Timing is Everything

I had another studio photo shoot last night, thanks to my friend and mentor RJ, who has a talent for finding and giving us access to the most amazing models. Anyway, while it was someone else's turn to shoot, the conversation turned inevitably to equipment, by which I mean cameras and lenses. (Why? What did you think I meant?) I mentioned that I'd been lusting after Nikon's new 24-70mm f/2.8 lens, an excellent but very expensive piece of glass that's in rather short supply. And of course I returned home to an email from B&H Photo in New York, telling me that they finally had some in stock. I had my order in before I could consider my decision to spend so much on what will likely be a small incremental improvement to my images. I mean really: how much difference could it make? Then again, how could I hope my head up at our next shoot with an attitude like that?

Yep, boys and their toys. It only gets worse as we get older.

Why?
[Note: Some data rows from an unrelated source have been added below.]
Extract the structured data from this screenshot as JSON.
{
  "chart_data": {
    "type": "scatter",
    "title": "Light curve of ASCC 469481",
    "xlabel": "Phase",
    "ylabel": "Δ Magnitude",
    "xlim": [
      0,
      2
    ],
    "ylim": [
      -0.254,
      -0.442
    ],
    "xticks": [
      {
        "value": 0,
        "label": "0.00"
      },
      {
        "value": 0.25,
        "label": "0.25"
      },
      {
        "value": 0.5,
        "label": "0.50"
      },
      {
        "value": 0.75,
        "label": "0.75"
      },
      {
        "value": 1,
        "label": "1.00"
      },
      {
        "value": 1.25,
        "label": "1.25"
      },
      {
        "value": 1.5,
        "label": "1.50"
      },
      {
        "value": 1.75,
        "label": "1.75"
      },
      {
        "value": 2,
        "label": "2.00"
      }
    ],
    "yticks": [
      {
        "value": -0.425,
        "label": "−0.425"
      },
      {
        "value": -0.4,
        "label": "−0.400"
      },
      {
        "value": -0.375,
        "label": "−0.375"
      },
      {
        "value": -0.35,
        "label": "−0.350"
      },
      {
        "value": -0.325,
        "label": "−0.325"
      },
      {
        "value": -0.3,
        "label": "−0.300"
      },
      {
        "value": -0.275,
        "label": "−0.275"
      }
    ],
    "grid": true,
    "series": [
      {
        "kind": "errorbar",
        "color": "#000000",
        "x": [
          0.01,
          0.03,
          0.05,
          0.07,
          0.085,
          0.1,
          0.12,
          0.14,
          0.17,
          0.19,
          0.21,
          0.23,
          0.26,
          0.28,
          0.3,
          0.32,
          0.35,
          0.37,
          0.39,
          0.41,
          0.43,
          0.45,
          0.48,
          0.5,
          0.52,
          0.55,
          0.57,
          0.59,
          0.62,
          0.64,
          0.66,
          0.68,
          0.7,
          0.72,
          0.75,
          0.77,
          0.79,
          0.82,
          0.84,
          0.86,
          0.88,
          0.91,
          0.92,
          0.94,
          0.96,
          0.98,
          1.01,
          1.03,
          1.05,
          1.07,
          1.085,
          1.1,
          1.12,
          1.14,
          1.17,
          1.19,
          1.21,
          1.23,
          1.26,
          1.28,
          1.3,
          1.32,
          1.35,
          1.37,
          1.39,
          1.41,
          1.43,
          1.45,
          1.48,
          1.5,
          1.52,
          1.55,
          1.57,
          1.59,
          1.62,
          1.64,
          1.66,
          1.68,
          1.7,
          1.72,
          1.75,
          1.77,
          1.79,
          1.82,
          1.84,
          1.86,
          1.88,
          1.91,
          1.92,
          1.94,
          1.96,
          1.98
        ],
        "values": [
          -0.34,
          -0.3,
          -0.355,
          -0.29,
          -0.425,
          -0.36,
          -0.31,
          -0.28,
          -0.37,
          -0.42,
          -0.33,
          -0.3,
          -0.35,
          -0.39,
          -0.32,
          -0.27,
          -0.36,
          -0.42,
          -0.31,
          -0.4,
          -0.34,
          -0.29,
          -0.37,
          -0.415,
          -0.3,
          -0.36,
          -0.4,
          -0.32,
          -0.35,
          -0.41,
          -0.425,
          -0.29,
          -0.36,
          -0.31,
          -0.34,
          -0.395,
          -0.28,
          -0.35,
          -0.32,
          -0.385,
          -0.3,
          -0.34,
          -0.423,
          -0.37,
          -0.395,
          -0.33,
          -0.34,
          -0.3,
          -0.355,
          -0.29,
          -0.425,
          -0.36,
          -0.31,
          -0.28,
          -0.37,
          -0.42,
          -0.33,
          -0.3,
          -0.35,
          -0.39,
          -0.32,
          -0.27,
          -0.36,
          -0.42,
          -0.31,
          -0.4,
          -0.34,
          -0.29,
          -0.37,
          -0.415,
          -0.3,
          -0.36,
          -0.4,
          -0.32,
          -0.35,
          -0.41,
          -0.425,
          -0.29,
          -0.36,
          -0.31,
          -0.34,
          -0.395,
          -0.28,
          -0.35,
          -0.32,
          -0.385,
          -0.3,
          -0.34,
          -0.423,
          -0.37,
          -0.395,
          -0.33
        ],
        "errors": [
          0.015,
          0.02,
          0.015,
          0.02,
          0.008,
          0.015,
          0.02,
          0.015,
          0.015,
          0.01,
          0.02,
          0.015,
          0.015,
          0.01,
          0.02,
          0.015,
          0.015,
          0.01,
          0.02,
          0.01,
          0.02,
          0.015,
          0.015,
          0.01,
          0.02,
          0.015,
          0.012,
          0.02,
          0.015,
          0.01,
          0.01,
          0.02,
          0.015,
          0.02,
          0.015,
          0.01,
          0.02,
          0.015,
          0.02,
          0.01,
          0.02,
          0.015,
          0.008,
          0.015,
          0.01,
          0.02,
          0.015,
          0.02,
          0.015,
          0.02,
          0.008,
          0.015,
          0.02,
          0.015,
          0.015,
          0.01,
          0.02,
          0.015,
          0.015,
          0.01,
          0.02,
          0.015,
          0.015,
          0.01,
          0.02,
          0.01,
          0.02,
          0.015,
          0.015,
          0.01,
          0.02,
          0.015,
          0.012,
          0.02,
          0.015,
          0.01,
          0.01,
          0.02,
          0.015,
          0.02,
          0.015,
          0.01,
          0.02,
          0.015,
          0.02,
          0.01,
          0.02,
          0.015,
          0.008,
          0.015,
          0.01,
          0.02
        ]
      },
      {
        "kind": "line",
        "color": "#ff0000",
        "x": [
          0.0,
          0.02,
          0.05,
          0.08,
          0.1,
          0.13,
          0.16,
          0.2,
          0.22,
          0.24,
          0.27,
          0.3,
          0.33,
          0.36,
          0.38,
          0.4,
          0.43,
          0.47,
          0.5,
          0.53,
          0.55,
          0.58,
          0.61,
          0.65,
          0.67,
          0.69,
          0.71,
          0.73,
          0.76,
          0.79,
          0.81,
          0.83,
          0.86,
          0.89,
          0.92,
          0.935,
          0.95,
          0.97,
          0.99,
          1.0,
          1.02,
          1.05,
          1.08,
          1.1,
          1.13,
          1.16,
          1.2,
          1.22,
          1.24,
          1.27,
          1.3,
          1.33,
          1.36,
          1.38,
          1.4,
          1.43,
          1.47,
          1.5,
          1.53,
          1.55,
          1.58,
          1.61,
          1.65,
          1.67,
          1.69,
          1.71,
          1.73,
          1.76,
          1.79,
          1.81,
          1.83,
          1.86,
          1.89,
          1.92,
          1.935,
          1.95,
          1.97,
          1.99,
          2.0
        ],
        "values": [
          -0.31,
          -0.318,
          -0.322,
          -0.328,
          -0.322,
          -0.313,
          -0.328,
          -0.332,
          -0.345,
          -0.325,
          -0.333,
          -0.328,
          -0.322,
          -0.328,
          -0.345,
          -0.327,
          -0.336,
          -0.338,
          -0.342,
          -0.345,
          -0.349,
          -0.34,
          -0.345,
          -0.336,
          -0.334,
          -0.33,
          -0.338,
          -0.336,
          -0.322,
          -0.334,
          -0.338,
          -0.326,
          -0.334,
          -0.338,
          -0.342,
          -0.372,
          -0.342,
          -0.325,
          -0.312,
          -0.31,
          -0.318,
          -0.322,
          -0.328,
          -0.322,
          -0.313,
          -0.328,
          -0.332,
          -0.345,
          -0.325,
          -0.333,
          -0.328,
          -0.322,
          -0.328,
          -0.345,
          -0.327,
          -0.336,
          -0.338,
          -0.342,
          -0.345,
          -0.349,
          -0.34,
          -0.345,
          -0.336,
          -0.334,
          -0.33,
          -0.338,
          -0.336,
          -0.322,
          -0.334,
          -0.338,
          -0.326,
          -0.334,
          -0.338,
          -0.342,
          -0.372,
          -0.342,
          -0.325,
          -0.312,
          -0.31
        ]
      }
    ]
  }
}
Because it's there...

This is one of those "too much time on their hands" things that's more amazing the more you think about it. A guy named Román Cortés created a portrait of Homer Simpson using the artistic medium of CSS. Then another guy named Ned Batchelder created an animation, so you can watch Homer get rendered. And suddenly, an okay portrait of the Pillsbury D'Oh! Boy is shown to be the work of genius and dedication it really is! Although I have to ask why Ned reversed the accents in Román's name. Carelessness, I suppose.

(Thanks to John Gruber of Daring Fireball for making me aware of Ned's efforts on Román's behalf.)